13 ans après la signature de cet accord, le Rwanda a assuré que sa position est restée claire et constante, conforme à l’objectif principal du cadre : s’attaquer aux causes profondes de l’instabilité pour parvenir à une paix durable.
« La présence et la tolérance des FDLR en RDC constituent une préoccupation majeure pour la sécurité du Rwanda et une menace existentielle permanente. Cela s’est produit avant et après la signature de l’Accord-cadre (d’Addis-Abeba).
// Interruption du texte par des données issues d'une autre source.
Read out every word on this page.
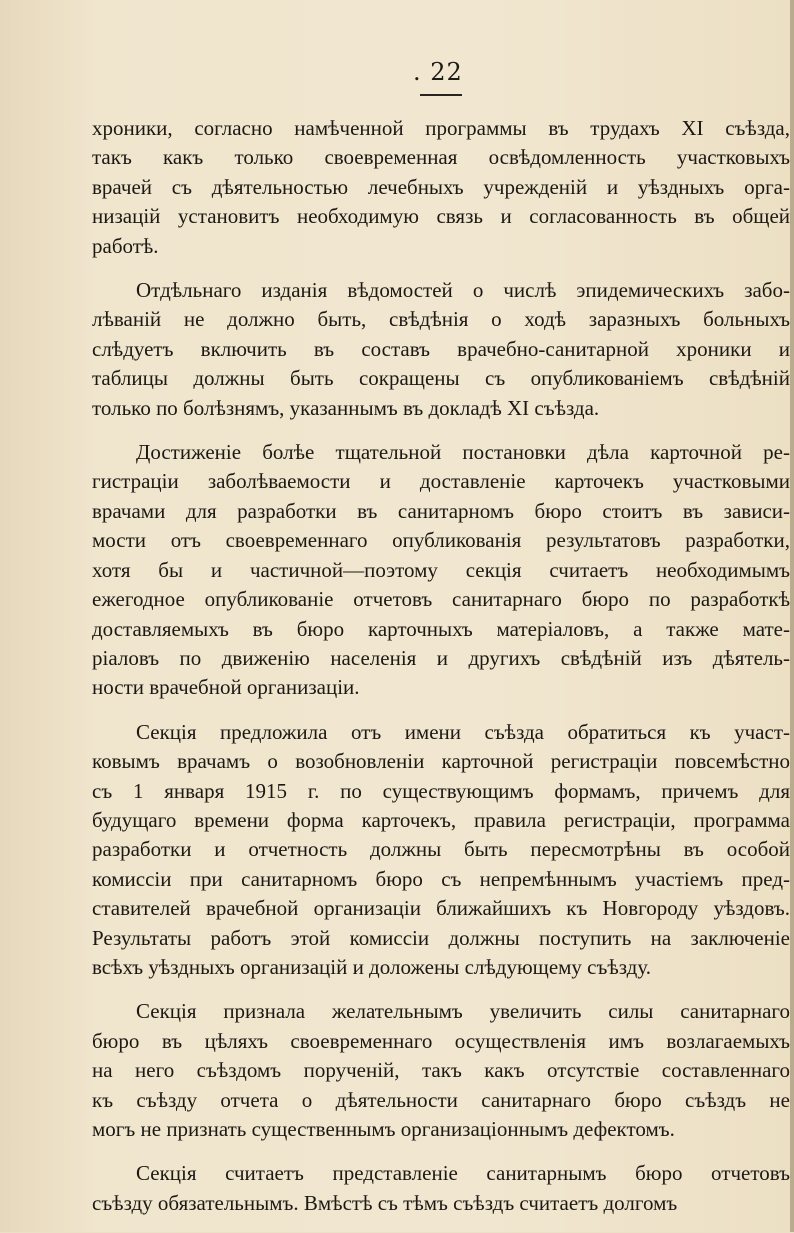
. 22
хроники, согласно намѣченной программы въ трудахъ XI съѣзда,
такъ какъ только своевременная освѣдомленность участковыхъ
врачей съ дѣятельностью лечебныхъ учрежденій и уѣздныхъ орга-
низацій установитъ необходимую связь и согласованность въ общей
работѣ.
Отдѣльнаго изданія вѣдомостей о числѣ эпидемическихъ забо-
лѣваній не должно быть, свѣдѣнія о ходѣ заразныхъ больныхъ
слѣдуетъ включить въ составъ врачебно-санитарной хроники и
таблицы должны быть сокращены съ опубликованіемъ свѣдѣній
только по болѣзнямъ, указаннымъ въ докладѣ XI съѣзда.
Достиженіе болѣе тщательной постановки дѣла карточной ре-
гистраціи заболѣваемости и доставленіе карточекъ участковыми
врачами для разработки въ санитарномъ бюро стоитъ въ зависи-
мости отъ своевременнаго опубликованія результатовъ разработки,
хотя бы и частичной—поэтому секція считаетъ необходимымъ
ежегодное опубликованіе отчетовъ санитарнаго бюро по разработкѣ
доставляемыхъ въ бюро карточныхъ матеріаловъ, а также мате-
ріаловъ по движенію населенія и другихъ свѣдѣній изъ дѣятель-
ности врачебной организаціи.
Секція предложила отъ имени съѣзда обратиться къ участ-
ковымъ врачамъ о возобновленіи карточной регистраціи повсемѣстно
съ 1 января 1915 г. по существующимъ формамъ, причемъ для
будущаго времени форма карточекъ, правила регистраціи, программа
разработки и отчетность должны быть пересмотрѣны въ особой
комиссіи при санитарномъ бюро съ непремѣннымъ участіемъ пред-
ставителей врачебной организаціи ближайшихъ къ Новгороду уѣздовъ.
Результаты работъ этой комиссіи должны поступить на заключеніе
всѣхъ уѣздныхъ организацій и доложены слѣдующему съѣзду.
Секція признала желательнымъ увеличить силы санитарнаго
бюро въ цѣляхъ своевременнаго осуществленія имъ возлагаемыхъ
на него съѣздомъ порученій, такъ какъ отсутствіе составленнаго
къ съѣзду отчета о дѣятельности санитарнаго бюро съѣздъ не
могъ не признать существеннымъ организаціоннымъ дефектомъ.
Секція считаетъ представленіе санитарнымъ бюро отчетовъ
съѣзду обязательнымъ. Вмѣстѣ съ тѣмъ съѣздъ считаетъ долгомъ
Ce groupe représente une menace directe pour le Rwanda et la stabilité régionale. Sa présence persistante contrevient aux engagements pris dans le cadre de l’Accord-cadre », a-t-il ajouté, estimant qu’il ne saurait y avoir de voie crédible vers la paix sans la neutralisation effective et irréversible des FDLR.
« Comment expliquer que treize ans après l’établissement du Cadre, les causes profondes, notamment la neutralisation des FDLR, demeurent irrésolues ? » s’est interrogé Robert Kayinamura, concluant qu’il est désormais indispensable de mettre pleinement en œuvre les engagements, de manière cohérente et de bonne foi, et d’harmoniser le cadre avec d’autres mécanismes afin d’éviter toute fragmentation.